The Brutal Australian Heat is Expected to Arrive

Written by: on 15th January 2013
Victoria Azarenka vs Li Na
The Brutal Australian Heat is Expected to Arrive

epa03519708 Li Na of China returns the ball to world number one woman tennis player Victoria Azarenka of Belarus during their tennis exhibition match at Hua Hin resort city, Prachuap Khiri Khan province, Thailand, 29 December 2012. EPA/PONGMANAT TASIRI  |

 

The notoriously brutal Melbourne heat is likely to hit the Australian Open on Thursday with temperatures of 39 degrees Celsius (102.2 degrees Fahrenheit) forecast as top ten players Caroline Wozniacki and Petra Kvitova face up respectively to teenagers Donna Vekic and Laura Robson.

 

Conditions were sunny and warm, rather than roasting, as Vekic (the youngest player in the Aussie Open women’s singles draw) won her first Grand Slam match with an impressive 6-1,6-2 score line over the Czech Republic’s 66th ranked Andrea Hlavackova. Then Robson followed suit by beating American Melanie Oudin 6-2, 6-3.

 

Robson, this week ranked world no.53 but looking to reclaim the top fifty spot she held in the build up to the Australian Open, celebrated by jumping in an ice bath for ten minutes. “I’m probably going to need longer after the next round on Thursday because it’s going to be really hot and it’s a matter of just getting through it.”

 

But the 18 year-old who is looking to add Kvitova to those impressive scalps of Grand Slam champions Kim Clijsters and Li Na she gathered at last year’s US Open said: “Although I don’t really like playing in those sort of conditions, I tend to play well in them.

 

“It was boiling at Guangzhou last year and I reached the final.
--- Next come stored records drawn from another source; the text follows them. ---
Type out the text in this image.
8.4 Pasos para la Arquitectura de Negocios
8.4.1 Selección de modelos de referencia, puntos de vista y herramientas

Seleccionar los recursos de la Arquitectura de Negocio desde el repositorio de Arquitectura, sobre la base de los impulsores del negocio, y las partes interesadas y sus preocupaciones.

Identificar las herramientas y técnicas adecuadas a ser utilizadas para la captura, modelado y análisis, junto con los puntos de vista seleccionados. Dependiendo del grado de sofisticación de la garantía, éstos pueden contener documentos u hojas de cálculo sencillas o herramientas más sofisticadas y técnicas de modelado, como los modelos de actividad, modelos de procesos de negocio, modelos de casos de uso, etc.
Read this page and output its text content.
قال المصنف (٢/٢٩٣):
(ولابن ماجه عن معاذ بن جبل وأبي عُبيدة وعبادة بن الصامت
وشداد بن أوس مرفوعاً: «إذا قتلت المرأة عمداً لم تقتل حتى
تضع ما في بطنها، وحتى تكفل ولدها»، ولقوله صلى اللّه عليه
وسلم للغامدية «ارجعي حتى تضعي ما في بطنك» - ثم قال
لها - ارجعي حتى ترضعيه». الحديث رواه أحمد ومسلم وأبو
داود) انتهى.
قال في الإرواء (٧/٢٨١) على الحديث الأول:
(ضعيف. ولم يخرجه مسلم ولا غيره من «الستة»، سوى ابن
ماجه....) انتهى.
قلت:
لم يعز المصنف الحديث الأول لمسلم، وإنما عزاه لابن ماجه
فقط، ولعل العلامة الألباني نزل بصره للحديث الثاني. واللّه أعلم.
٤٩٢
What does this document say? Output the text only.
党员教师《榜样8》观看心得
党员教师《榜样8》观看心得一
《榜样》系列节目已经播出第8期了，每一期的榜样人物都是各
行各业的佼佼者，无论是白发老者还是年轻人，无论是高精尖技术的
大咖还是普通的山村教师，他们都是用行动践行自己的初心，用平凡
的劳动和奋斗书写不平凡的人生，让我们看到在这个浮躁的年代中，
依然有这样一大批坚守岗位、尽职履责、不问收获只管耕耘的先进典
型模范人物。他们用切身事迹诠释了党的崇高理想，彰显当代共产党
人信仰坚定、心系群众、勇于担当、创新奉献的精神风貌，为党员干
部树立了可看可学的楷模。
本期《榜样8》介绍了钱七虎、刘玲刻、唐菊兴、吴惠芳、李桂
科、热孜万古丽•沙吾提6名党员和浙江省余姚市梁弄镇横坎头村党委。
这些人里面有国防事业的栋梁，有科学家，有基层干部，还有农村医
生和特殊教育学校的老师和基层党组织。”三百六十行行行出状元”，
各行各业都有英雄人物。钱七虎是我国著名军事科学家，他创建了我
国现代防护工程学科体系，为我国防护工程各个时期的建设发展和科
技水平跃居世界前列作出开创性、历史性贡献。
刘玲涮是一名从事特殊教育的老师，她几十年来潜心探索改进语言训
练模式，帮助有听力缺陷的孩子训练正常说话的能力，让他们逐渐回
Before that it was ridiculously hot in Palmero in July and I got to the semis. Before coming here I was in Hobart when they recorded the hottest day on record in Tasmania and it was like having a hair dryer blowing in your face.”

 

Robson spent a month at Chris Evert’s Academy in Boca Raton, Florida before Christmas for her warm weather preparation. By contrast 16 year-old Vekic was at her north-west London base at VirginActive Riverside Club in Northwood, Middlesex before heading home to Croatia.

 

“I don’t mind the hot weather but the important thing against a player like Wozniacki, who was world no.1 this time last year, is just to be relaxed and concentrate so I can play my tennis,” said the youngster coached by Tim Henman’s former guide David Felgate.

 

“I’m very excited as it will be on a big court and maybe it might even be played at night, although it will still be hot then. But I will concentrate on thinking it’s just another match so I must do the things I’m good at and my serve can do a lot of damage and give me some free points.”

 

Vekic, who has been based in England for the last three years, was insistent she had no intention in switching her national allegiance and playing Fed Cup tennis for Britain alongside Robson and Heather Watson. “ No, I’ve never thought about it but I’v never been asked.”